Uma das metas do projeto, já em andamento, é o termo de referência que trata das diretrizes da prática. “As duas entidades já estão trabalhando na identificação de financiamentos para o estudo que vai demonstrar a eficácia dos efeitos na saúde do banho de floresta. Uma pesquisa de campo fará o detalhamento dos locais onde a prática será implantada, em quais biomas, para que possamos avaliar os aspectos quantitativo e qualitativo para a saúde”, observa Netto.
Segundo ele, “na literatura, especialmente a japonesa, há farta informação sobre os benefícios para a saúde física e mental, como diminuição dos níveis de estresse e da pressão arterial, melhora dos marcadores de diabetes e impacto positivo sobre a saúde mental, atuando na ansiedade e na depressão e, ainda, possibilitando que as pessoas passem a se relacionar num momento em que estão tão fechadas em si mesmas”.
Netto informa que a Fiocruz está em contato com o pesquisador japonês Yoshifumi Miyazaki, o protagonista da ideia do banho de floresta, a fim de usufruir de sua expertise. “Estamos conversando sobre uma possível cooperação com a Japan International Cooperation Agency na esperança de que ela possa alavancar esse projeto”.
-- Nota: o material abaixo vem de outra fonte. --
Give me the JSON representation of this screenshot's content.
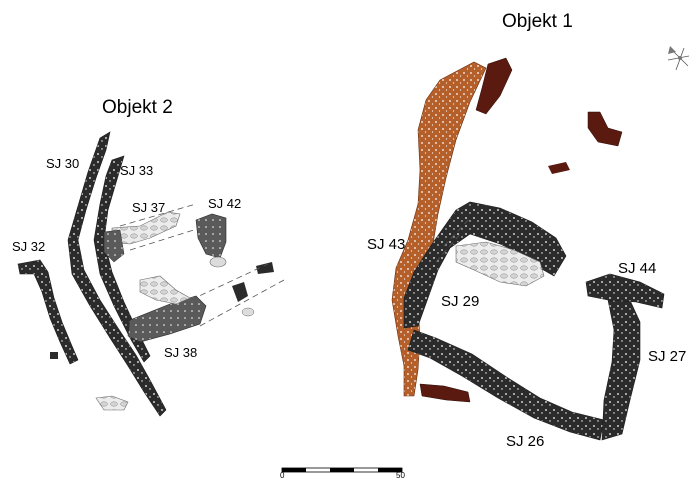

Outra meta é criar um protocolo para nortear quais áreas poderão ser utilizadas para o banho de floresta. “Precisamos estabelecer os critérios internos que vão identificar a biodiversidade, a qualidade do ar e da água, as condições de segurança e de acesso, aspectos que já são levados em consideração pelo Instituto Brasileiro de Ecopsicologia”, comenta Netto.
Formação de guias
Muitos benefícios virão com a implantação do Projeto Banho de Floresta. “A ideia é fazer com essa prática seja incorporada à cultura brasileira de forma fundamentada e que possa se constituir em um elemento de políticas públicas na medida em que pudermos compreender melhor como ela vai interagir com os biomas brasileiros”, explica Marco Aurélio Bilibio Carvalho, presidente da International Ecopsychology Society, diretor do Instituto Brasileiro de Ecopsicologia e psicólogo clínico.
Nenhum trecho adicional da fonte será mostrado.